Sherman, who said he hadn’t decided what his next move would be, didn’t sound in a retracting mood on Monday.

“The government knows what it has to do to stop me from advocating,” he said. “The system must be fixed.”

The caucus ouster is the latest twist in what Stelmach has called health-care theatrics.

Last week’s firestorm intensified when Alberta Health Services CEO Stephen Duckett refused to speak to reporters after a meeting of health leaders Friday to discuss how to improve ER wait times. Alberta Health Services is the delivery arm of the Department of Health.

A snacking Duckett was chased out of the building by reporters and across the street as he waved them off with repeated comments that he was busy “eating a cookie.” At one point, he tried to thrust the cookie in the face of a television reporter.
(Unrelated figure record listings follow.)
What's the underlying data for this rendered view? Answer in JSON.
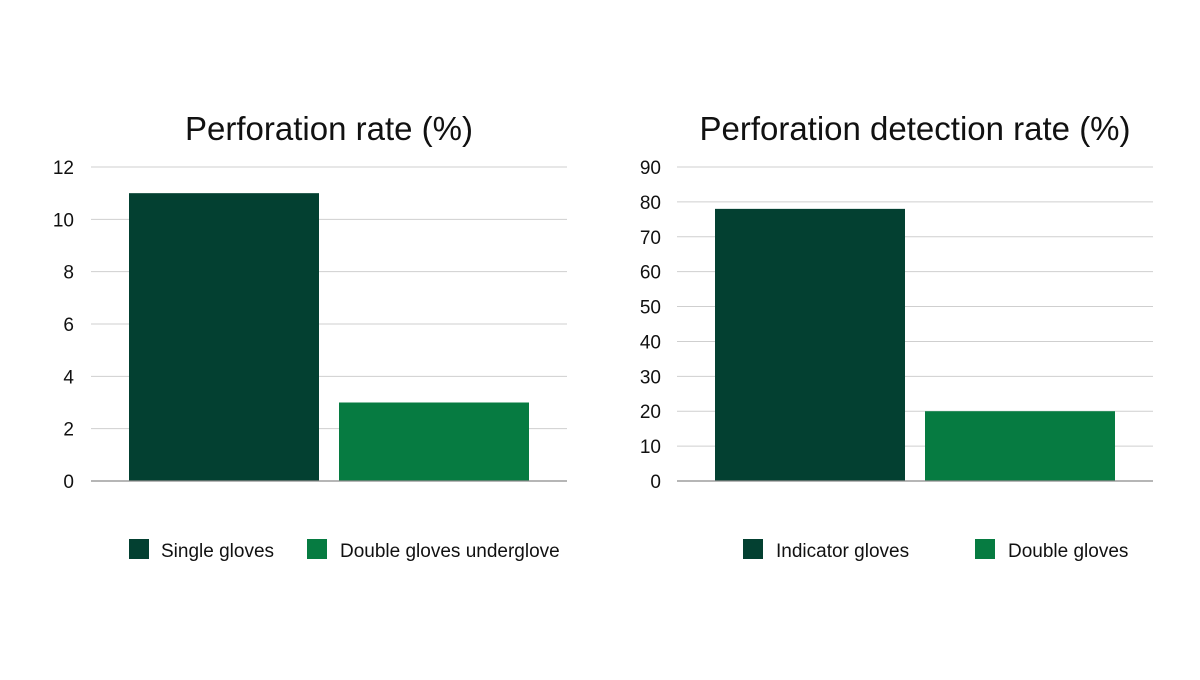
{
  "chart_data": [
    {
      "type": "bar",
      "title": "Perforation rate (%)",
      "xlabel": "",
      "ylabel": "",
      "ylim": [
        0,
        12
      ],
      "yticks": [
        0,
        2,
        4,
        6,
        8,
        10,
        12
      ],
      "grid": true,
      "legend_position": "bottom",
      "series": [
        {
          "name": "Single gloves",
          "value": 11,
          "color": "#034031"
        },
        {
          "name": "Double gloves underglove",
          "value": 3,
          "color": "#067B41"
        }
      ]
    },
    {
      "type": "bar",
      "title": "Perforation detection rate (%)",
      "xlabel": "",
      "ylabel": "",
      "ylim": [
        0,
        90
      ],
      "yticks": [
        0,
        10,
        20,
        30,
        40,
        50,
        60,
        70,
        80,
        90
      ],
      "grid": true,
      "legend_position": "bottom",
      "series": [
        {
          "name": "Indicator gloves",
          "value": 78,
          "color": "#034031"
        },
        {
          "name": "Double gloves",
          "value": 20,
          "color": "#067B41"
        }
      ]
    }
  ]
}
Current Health Minister Gene Zwozdesky called Duckett’s strange behaviour inappropriate. Critics suggested he should be fired, a call repeated in the legislature Monday, even though Duckett has apologized.

Stelmach issued a release Sunday night saying Albertans are growing tired of the “recent theatrics” surrounding efforts to eliminate long emergency room waits. He said it was time to focus on improving the situation and reducing “any unnecessary distractions.”

Liberal Opposition Leader David Swann — also a medical doctor — said Sherman’s expulsion is another example of the way the Conservative government treats its critics.

“It puts a real chill on all of those who would speak against what this premier and his government and this health minister in particular is doing.”